Review

Wir kennen dieses „beruhend auf einer wahren Geschichte“ zu Genüge, - mittlerweile geht man diesbezüglich sogar bis ins Jahr 1613 zurück, wo Pater Michaelis bei einer Nonne einen Exorzismus durchführte, weil sie wohl irgendwie vom Dämon Baal-Berith, einem gefallenen Engel, besessen gewesen sein sollte.
Soweit die historischen Hintergründe, doch mit dem vorliegenden, reichlich lose erzähltem Plot hat das beileibe wenig zu tun.

Wenn fünf Sünder entführt und zu perfiden Spielchen auf Leben und Tod gezwungen werden, erinnert das nicht nur ans Sujet von „Saw“, sondern zeigt in erster Linie auf, wie belanglos und unbeholfen die Geschichte über weite Teile daher kommt.
Einer jener Sünder ist Drogendealer Ryan, der aus dieser Situation durch ein Parkhaus entkam und nun bei Detective Jen Porhowski eine Aussage tätigt. Kurz darauf wird sie unter Druck einer Schusswaffe von Ryan entführt und soll seinen Platz bei den Spielen einnehmen…
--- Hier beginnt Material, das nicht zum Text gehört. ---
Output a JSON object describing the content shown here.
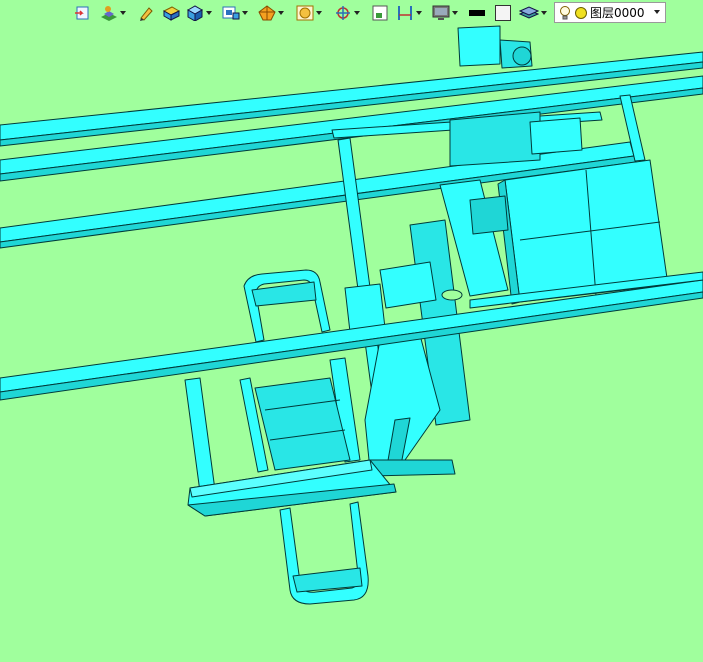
{
  "toolbar": {
    "items": [
      {
        "icon": "open-part-icon",
        "has_dropdown": false
      },
      {
        "icon": "render-style-icon",
        "has_dropdown": true
      },
      {
        "icon": "pencil-icon",
        "has_dropdown": false
      },
      {
        "icon": "layer-box-icon",
        "has_dropdown": false
      },
      {
        "icon": "shaded-cube-icon",
        "has_dropdown": true
      },
      {
        "icon": "view-cube-icon",
        "has_dropdown": true
      },
      {
        "icon": "section-view-icon",
        "has_dropdown": true
      },
      {
        "icon": "zoom-fit-icon",
        "has_dropdown": true
      },
      {
        "icon": "orient-axes-icon",
        "has_dropdown": true
      },
      {
        "icon": "frame-select-icon",
        "has_dropdown": false
      },
      {
        "icon": "dimension-icon",
        "has_dropdown": true
      },
      {
        "icon": "monitor-icon",
        "has_dropdown": true
      },
      {
        "icon": "black-color-icon",
        "has_dropdown": false
      },
      {
        "icon": "white-square-icon",
        "has_dropdown": false
      },
      {
        "icon": "layers-stack-icon",
        "has_dropdown": true
      }
    ],
    "layer": {
      "icons": [
        "lightbulb-icon",
        "yellow-circle-icon"
      ],
      "value": "图层0000"
    }
  },
  "colors": {
    "background": "#a0ff9d",
    "model_fill": "#33ffff",
    "model_edge": "#003a3a"
  }
}
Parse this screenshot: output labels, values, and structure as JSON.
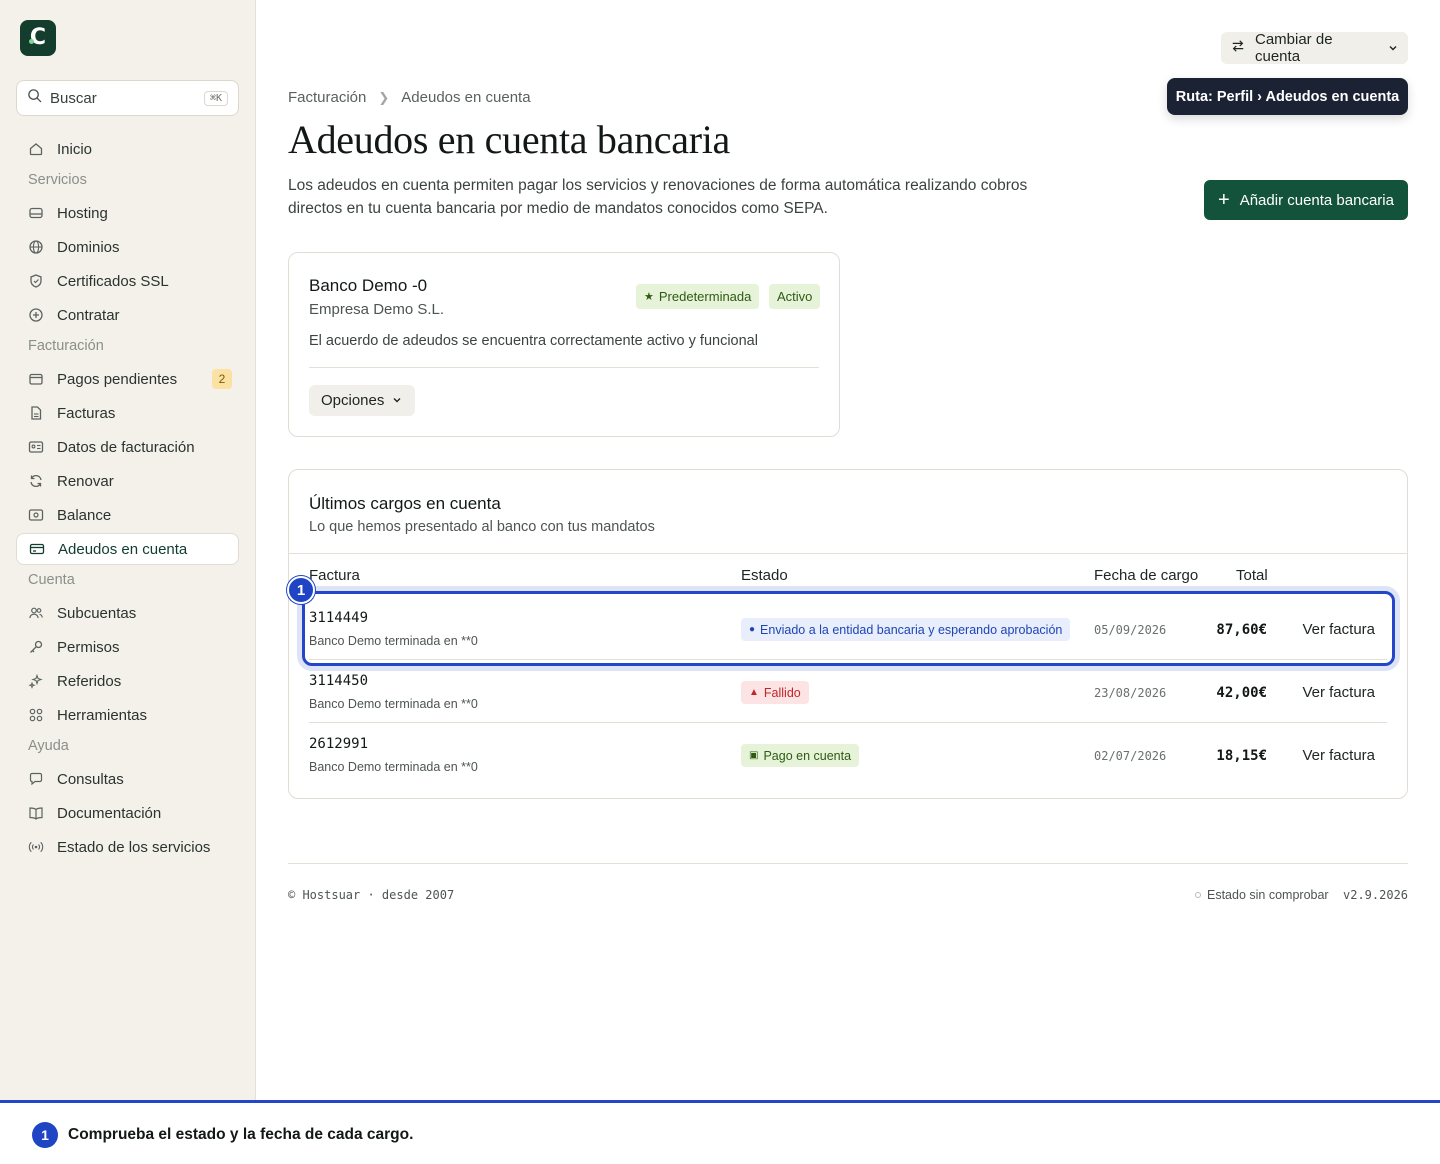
{
  "sidebar": {
    "logo_letter": "C",
    "search": {
      "placeholder": "Buscar",
      "shortcut": "⌘K"
    },
    "inicio": "Inicio",
    "sections": {
      "servicios": "Servicios",
      "facturacion": "Facturación",
      "cuenta": "Cuenta",
      "ayuda": "Ayuda"
    },
    "items": {
      "hosting": "Hosting",
      "dominios": "Dominios",
      "ssl": "Certificados SSL",
      "contratar": "Contratar",
      "pagos": "Pagos pendientes",
      "pagos_badge": "2",
      "facturas": "Facturas",
      "datos": "Datos de facturación",
      "renovar": "Renovar",
      "balance": "Balance",
      "adeudos": "Adeudos en cuenta",
      "subcuentas": "Subcuentas",
      "permisos": "Permisos",
      "referidos": "Referidos",
      "herramientas": "Herramientas",
      "consultas": "Consultas",
      "documentacion": "Documentación",
      "estado": "Estado de los servicios"
    }
  },
  "header": {
    "switch_account": "Cambiar de cuenta",
    "tooltip": "Ruta: Perfil › Adeudos en cuenta"
  },
  "breadcrumb": {
    "parent": "Facturación",
    "current": "Adeudos en cuenta"
  },
  "page": {
    "title": "Adeudos en cuenta bancaria",
    "description": "Los adeudos en cuenta permiten pagar los servicios y renovaciones de forma automática realizando cobros directos en tu cuenta bancaria por medio de mandatos conocidos como SEPA.",
    "add_button": "Añadir cuenta bancaria"
  },
  "bank_card": {
    "name": "Banco Demo ‑0",
    "company": "Empresa Demo S.L.",
    "tag_default": "Predeterminada",
    "tag_active": "Activo",
    "status_text": "El acuerdo de adeudos se encuentra correctamente activo y funcional",
    "options_button": "Opciones"
  },
  "charges": {
    "title": "Últimos cargos en cuenta",
    "subtitle": "Lo que hemos presentado al banco con tus mandatos",
    "columns": {
      "invoice": "Factura",
      "status": "Estado",
      "date": "Fecha de cargo",
      "total": "Total"
    },
    "rows": [
      {
        "invoice": "3114449",
        "bank": "Banco Demo terminada en **0",
        "status": "Enviado a la entidad bancaria y esperando aprobación",
        "status_color": "#1f45b5",
        "date": "05/09/2026",
        "total": "87,60€",
        "action": "Ver factura"
      },
      {
        "invoice": "3114450",
        "bank": "Banco Demo terminada en **0",
        "status": "Fallido",
        "status_color": "#c0262b",
        "date": "23/08/2026",
        "total": "42,00€",
        "action": "Ver factura"
      },
      {
        "invoice": "2612991",
        "bank": "Banco Demo terminada en **0",
        "status": "Pago en cuenta",
        "status_color": "#2e5a13",
        "date": "02/07/2026",
        "total": "18,15€",
        "action": "Ver factura"
      }
    ]
  },
  "highlight": {
    "marker": "1"
  },
  "footer": {
    "copyright": "© Hostsuar · desde 2007",
    "status": "Estado sin comprobar",
    "version": "v2.9.2026"
  },
  "tip": {
    "number": "1",
    "text": "Comprueba el estado y la fecha de cada cargo."
  },
  "colors": {
    "brand": "#13533b",
    "accent": "#2347c8",
    "tooltip_bg": "#1b2233"
  }
}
Während der Einstieg mit Flucht durch das Parkhaus und anschließendem Verhör bei der Polizei noch Interesse erwecken kann, flacht das Geschehen kurz darauf bereits ab.
Zahlreiche und sich ständig wiederholende Flashbacks verdeutlichen früh, wie dünn der Plot gestrickt ist und wie vage alle Zutaten in die Rührschüssel gelegt wurden.
Zwar tritt der Teufel höchst persönlich in Erscheinung, doch mystische Aspekte wie der Hohepriester der Hölle, der angedeutete Exorzismus oder die jeweiligen Sünden der Teilnehmer werden allenfalls gestreift, aber kaum konsequent zu Ende geführt, was im Übrigen auch auf angefangene Erzählstränge zutrifft, wie die ermittelnden Cops, die irgendwann überhaupt nicht mehr auftauchen.

Und wer innerhalb der Spiele Blut und Terror erwartet, wird sich hierbei einer Kindergartengruppe gleich fühlen, denn tatsächlich müssen die Entführten Pokern, Bingo-Lotto und die „Reise nach Jerusalem“ spielen. Unter den Teilnehmern herrscht weder sichtlich große Anspannung, noch finden sonderliche Konfrontationen statt, selbst als der Pädophile per Leinwand-Film entlarvt wird, schauen die übrigen allenfalls ungläubig drein.
Infolgedessen wäre eine FSK12 absolut angemessen, denn den Verlierern der Spiele geschieht nichts weiter, als dass sie sich kurz exstatisch am Boden liegend schütteln und dann von einer unsichtbaren Macht aus dem Bild entfernt werden. Kein Blut und von Frightening-Scenes ganz zu schweigen.

Die Story wirkt schlicht unvollkommen und kaum durchdacht, zudem wird sie einschläfernd vorgetragen, - die träge Gangart sorgt nicht zuletzt aufgrund der wenig atmosphärischen Kulissen (bis auf das Parkhaus) für eindimensionale Schauwerte ohne Glanz.
Zu ereignisarm ist das, was uns als Mysterium mit finalem Plot Twist geboten wird, wobei der Showdown allenfalls mit einem körperlichen Zweikampf noch vom Halbschlaf aufschrecken könnte. Final begeht er auch noch den Fehler, die Story abrupt und ohne Pointe enden zu lassen, was ihm letztendlich und unwiderruflich das Genick bricht.

Von der Synopsis her klingt das Ganze gewiss interessant und abwechslungsreich, doch mit so einer unmotivierten Erzählweise verschenkt der Streifen nahezu sein komplettes Potential.
Was bleibt, ist ein gelungener Einstieg, ein, zwei brauchbare Darsteller und die minimale Note des Mystischen. Zu wenig, um aus einem behäbig erzählten Durcheinander einen ansprechenden Streifen zu schaffen.